How these epigenetic mechanisms arrive at the scene of the crime remains a compelling neurobiological and psychiatric mystery. Nevertheless, a legion of scientific detectives is working on these cases and is beginning to show how epigenetic mechanisms are mediators of psychiatric disorders. There is also the possibility that epigenetic mechanisms can be harnessed to treat addictions, extinguish fear, and prevent the development of chronic pain states.
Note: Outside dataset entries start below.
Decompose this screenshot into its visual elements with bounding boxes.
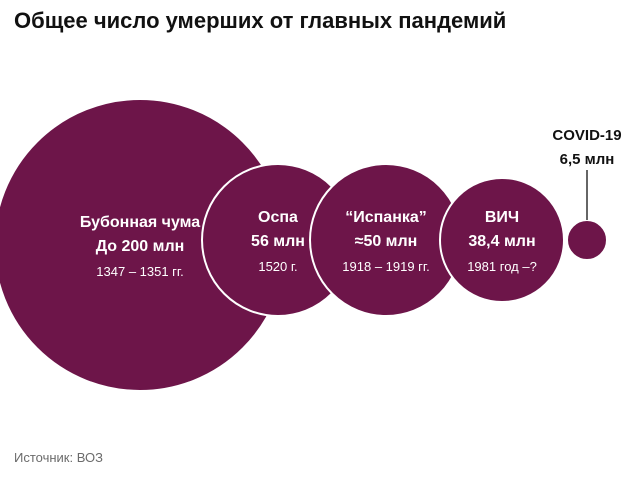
source-note: Источник: ВОЗ bbox=[14, 450, 103, 465]
bubble-value-label-2: ≈50 млн bbox=[355, 233, 418, 250]
bubble-period-label-1: 1520 г. bbox=[258, 259, 297, 274]
chart-title: Общее число умерших от главных пандемий bbox=[14, 8, 507, 33]
bubble-name-label-3: ВИЧ bbox=[485, 209, 519, 226]
bubble-4 bbox=[566, 219, 608, 261]
bubble-name-label-4: COVID-19 bbox=[552, 127, 621, 144]
bubble-name-label-2: “Испанка” bbox=[345, 209, 427, 226]
bubbles-group: Бубонная чума До 200 млн 1347 – 1351 гг. Ос… bbox=[0, 98, 622, 392]
bubble-name-label-0: Бубонная чума bbox=[80, 214, 200, 231]
bubble-period-label-3: 1981 год –? bbox=[467, 259, 537, 274]
bubble-period-label-0: 1347 – 1351 гг. bbox=[96, 264, 183, 279]
bubble-value-label-4: 6,5 млн bbox=[560, 151, 615, 168]
bubble-name-label-1: Оспа bbox=[258, 209, 298, 226]
bubble-value-label-3: 38,4 млн bbox=[468, 233, 535, 250]
bubble-3 bbox=[439, 177, 565, 303]
bubble-period-label-2: 1918 – 1919 гг. bbox=[342, 259, 429, 274]
bubble-value-label-1: 56 млн bbox=[251, 233, 305, 250]
bubble-value-label-0: До 200 млн bbox=[96, 238, 185, 255]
It may even be possible to prevent disease progression of psychiatric disorders such as schizophrenia by identifying high-risk individuals before the "plot thickens" and the disorder is irreversibly established and relentlessly marches on to an unwanted destiny.

One of the mechanisms for changing the status quo of epigenomic patterns in a mature cell is via de novo DNA methylation by a type of DNMT enzyme known as DNMT2 or DNMT3 ( ).Figure 1-30 These enzymes target neuronal genes for silencing that were previously active in a mature neuron. Of course, deacetylation of histones near previously active genes would do the same thing, namely silence them, and this is mediated by the enzymes called histone deacetylases (HDACs). In reverse, demethylation or acetylation both activate genes that were previously silent. The real question is, how does a neuron know which genes among its thousands to silence or activate in response to the environment, including stress, drugs, and diet? How might this go wrong when a psychiatric disorder develops? This part of the story remains a twisted mystery, but some very interesting detective work has already been done by various investigators who hope to understand how some neuronal stories evolve into psychiatric tragedies. These investigations may set the stage for rewriting the narrative of various psychiatric disorders by therapeutically altering the epigenetics of key neuronal characters so that the story has a happy ending.